On February 27, the Mizoram government had issued an SOP for the “facilitation of refugees and migrants from Myanmar in connection with the political developments” there. It directed deputy commissioners of border districts to identify Myanmar nationals crossing over and provide daily updates to the state’s Home department.
It said that “only those persons (and their family members), whose life is in immediate and imminent threat due to political/ organisational affiliations in connection with the political development shall be facilitated and treated as refugees”.
The SOP stated that the refugees will be provided medical assistance, including Covid tests, and other basic amenities such as accommodation in community halls and other facilities in villages.
However, on March 6, soon after the Assam Rifles communicated with the Centre on this issue, the state “revoked” the SoP with “immediate effect”.
On March 10, the Union Home Ministry wrote to the four states bordering Myanmar — Manipur, Nagaland, Arunachal Pradesh and Mizoram – and Assam Rifles on the “probability of a large scale illegal influx” due to the “current internal situation in Myanmar”.

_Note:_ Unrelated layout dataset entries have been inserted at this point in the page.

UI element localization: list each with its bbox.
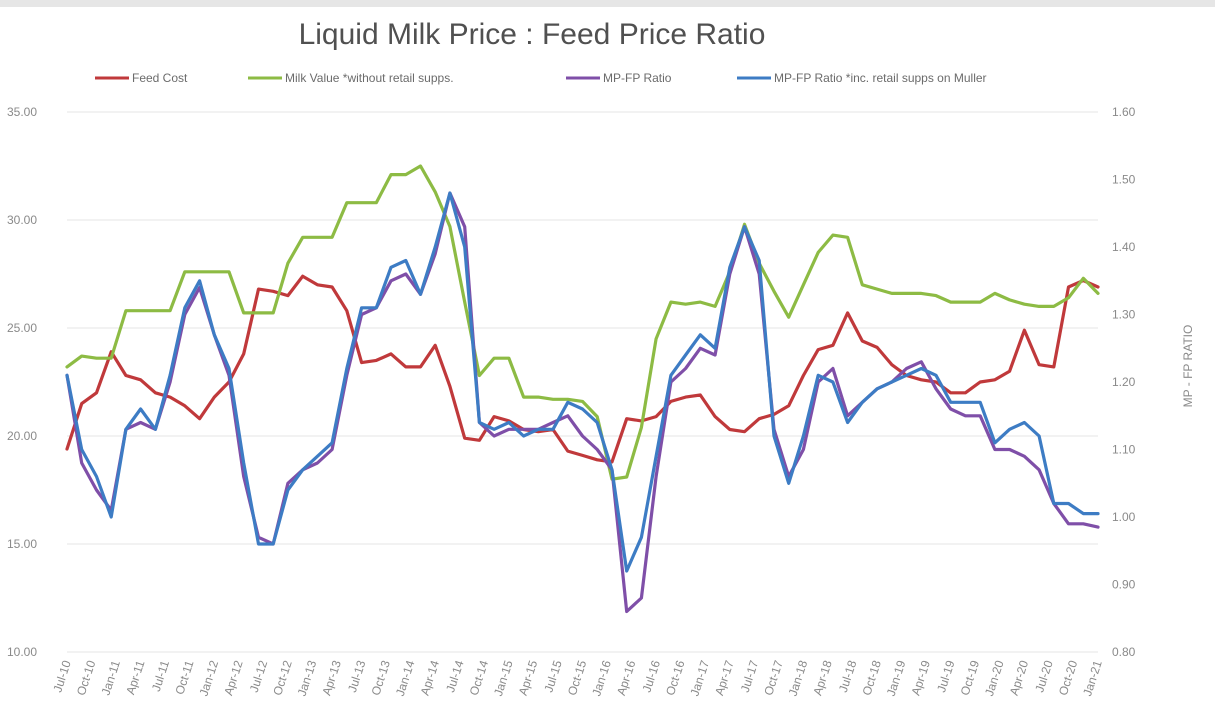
y-axis-right: 1.60 1.50 1.40 1.30 1.20 1.10 1.00 0.90 0.80 — [1112, 105, 1136, 659]
x-tick-label: Jan-14 — [393, 658, 418, 698]
x-tick-label: Apr-15 — [516, 658, 541, 697]
y2-tick-label: 1.20 — [1112, 375, 1136, 389]
x-tick-label: Jul-10 — [50, 658, 74, 694]
series-line-4 — [65, 191, 1100, 573]
y2-axis-title: MP - FP RATIO — [1181, 325, 1195, 408]
x-tick-label: Jan-20 — [982, 658, 1007, 698]
x-tick-label: Jan-15 — [491, 658, 516, 698]
y-tick-label: 30.00 — [7, 213, 37, 227]
x-tick-label: Apr-16 — [614, 658, 639, 697]
x-tick-label: Jan-21 — [1080, 658, 1105, 698]
legend-label: MP-FP Ratio — [603, 71, 672, 85]
y-tick-label: 35.00 — [7, 105, 37, 119]
x-tick-label: Oct-15 — [565, 658, 590, 697]
y-tick-label: 15.00 — [7, 537, 37, 551]
x-tick-label: Jul-15 — [541, 658, 565, 694]
x-tick-label: Oct-11 — [172, 658, 196, 696]
x-tick-label: Jan-18 — [786, 658, 811, 698]
x-tick-label: Jan-16 — [589, 658, 614, 698]
x-tick-label: Oct-19 — [958, 658, 983, 697]
x-tick-label: Jan-19 — [884, 658, 909, 698]
y2-tick-label: 0.90 — [1112, 578, 1136, 592]
y2-tick-label: 1.40 — [1112, 240, 1136, 254]
y2-tick-label: 1.00 — [1112, 510, 1136, 524]
x-tick-label: Apr-14 — [418, 658, 443, 697]
x-tick-label: Apr-17 — [712, 658, 737, 697]
x-tick-label: Oct-13 — [369, 658, 394, 697]
chart-title: Liquid Milk Price : Feed Price Ratio — [299, 18, 766, 51]
x-tick-label: Jul-13 — [345, 658, 369, 694]
x-tick-label: Jan-13 — [295, 658, 320, 698]
x-tick-label: Apr-19 — [909, 658, 934, 697]
top-bar — [0, 0, 1215, 7]
y-tick-label: 25.00 — [7, 321, 37, 335]
x-tick-label: Jan-17 — [687, 658, 712, 698]
x-tick-label: Oct-16 — [663, 658, 688, 697]
y2-tick-label: 1.10 — [1112, 443, 1136, 457]
y-tick-label: 10.00 — [7, 645, 37, 659]
x-tick-label: Apr-13 — [319, 658, 344, 697]
y2-tick-label: 1.60 — [1112, 105, 1136, 119]
x-tick-label: Oct-17 — [761, 658, 786, 697]
x-tick-label: Apr-11 — [123, 658, 147, 696]
legend: Feed Cost Milk Value *without retail supp… — [95, 71, 987, 85]
x-tick-label: Apr-20 — [1007, 658, 1032, 697]
legend-label: MP-FP Ratio *inc. retail supps on Muller — [774, 71, 987, 85]
y-axis-left: 35.00 30.00 25.00 20.00 15.00 10.00 — [7, 105, 37, 659]
x-tick-label: Oct-18 — [859, 658, 884, 697]
x-tick-label: Oct-20 — [1056, 658, 1081, 697]
x-tick-label: Jul-16 — [640, 658, 664, 694]
grid — [67, 111, 1098, 653]
x-tick-label: Oct-14 — [467, 658, 492, 697]
x-tick-label: Oct-10 — [74, 658, 99, 697]
x-tick-label: Apr-18 — [810, 658, 835, 697]
x-axis: Jul-10 Oct-10 Jan-11 Apr-11 Jul-11 Oct-11 Jan-… — [50, 658, 1105, 698]
x-tick-label: Jul-11 — [149, 658, 172, 693]
series-line-2 — [65, 164, 1100, 481]
x-tick-label: Jul-12 — [247, 658, 271, 694]
y2-tick-label: 0.80 — [1112, 645, 1136, 659]
y2-tick-label: 1.50 — [1112, 173, 1136, 187]
x-tick-label: Jul-17 — [738, 658, 762, 694]
legend-label: Milk Value *without retail supps. — [285, 71, 454, 85]
y2-tick-label: 1.30 — [1112, 308, 1136, 322]
x-tick-label: Jan-12 — [196, 658, 221, 698]
x-tick-label: Oct-12 — [270, 658, 295, 697]
x-tick-label: Jul-18 — [836, 658, 860, 694]
y-tick-label: 20.00 — [7, 429, 37, 443]
x-tick-label: Jul-14 — [443, 658, 467, 694]
series-lines — [65, 164, 1100, 614]
x-tick-label: Jul-19 — [934, 658, 958, 694]
x-tick-label: Jul-20 — [1032, 658, 1056, 694]
x-tick-label: Jan-11 — [99, 658, 123, 697]
series-line-1 — [65, 274, 1100, 464]
legend-label: Feed Cost — [132, 71, 188, 85]
x-tick-label: Apr-12 — [221, 658, 246, 697]
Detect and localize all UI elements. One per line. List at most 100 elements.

The MHA asked the states and Assam Rifles to “stay alert and to take appropriate action to prevent a possible influx”. It also asked all law enforcement and intelligence agencies to be sensitised “for taking prompt steps in identifying the illegal migrants and initiate the deportation process expeditiously and without delay”.
The Centre “reiterated” that “State Governments and UT Administrations have no powers to grant ‘refugee’ status to any foreigner and India is not a signatory to the UN Refugee Convention of 1951 and its 1967 protocol”.
Sources in Assam Rifles estimate that over 200 people have crossed over so far. Mizoram Home Minister Lalchamliana, and other senior officials in the Home Department, were not available for comment despite several messages and calls from The Indian Express.
On March 16, K Vanlalvena, Rajya Sabha MP from Mizo National Front told the House that “more than 300 refugees have entered Mizoram and about 150 refugees are Myanmar police personnel who favoured the protesters (against the coup)”.
He said the state government and NGOs “were jointly helping those refugees without the help of the Union Government”. He described the refugees as “our brothers” and said that “sending them back to Myanmar would mean killing them”.
The MP said that the people of Mizoram “will not accept the deportation of refugees until the restoration of peace and normalcy in Myanmar” and requested the Centre to change its policy “to some extent”.
There is a Free Movement Regime between India and Myanmar, allowing people living within 16 km on either side to travel across the border for a period of 14 days. But Assam Rifles sources said this facility was suspended after the pandemic broke out last year — and remains so.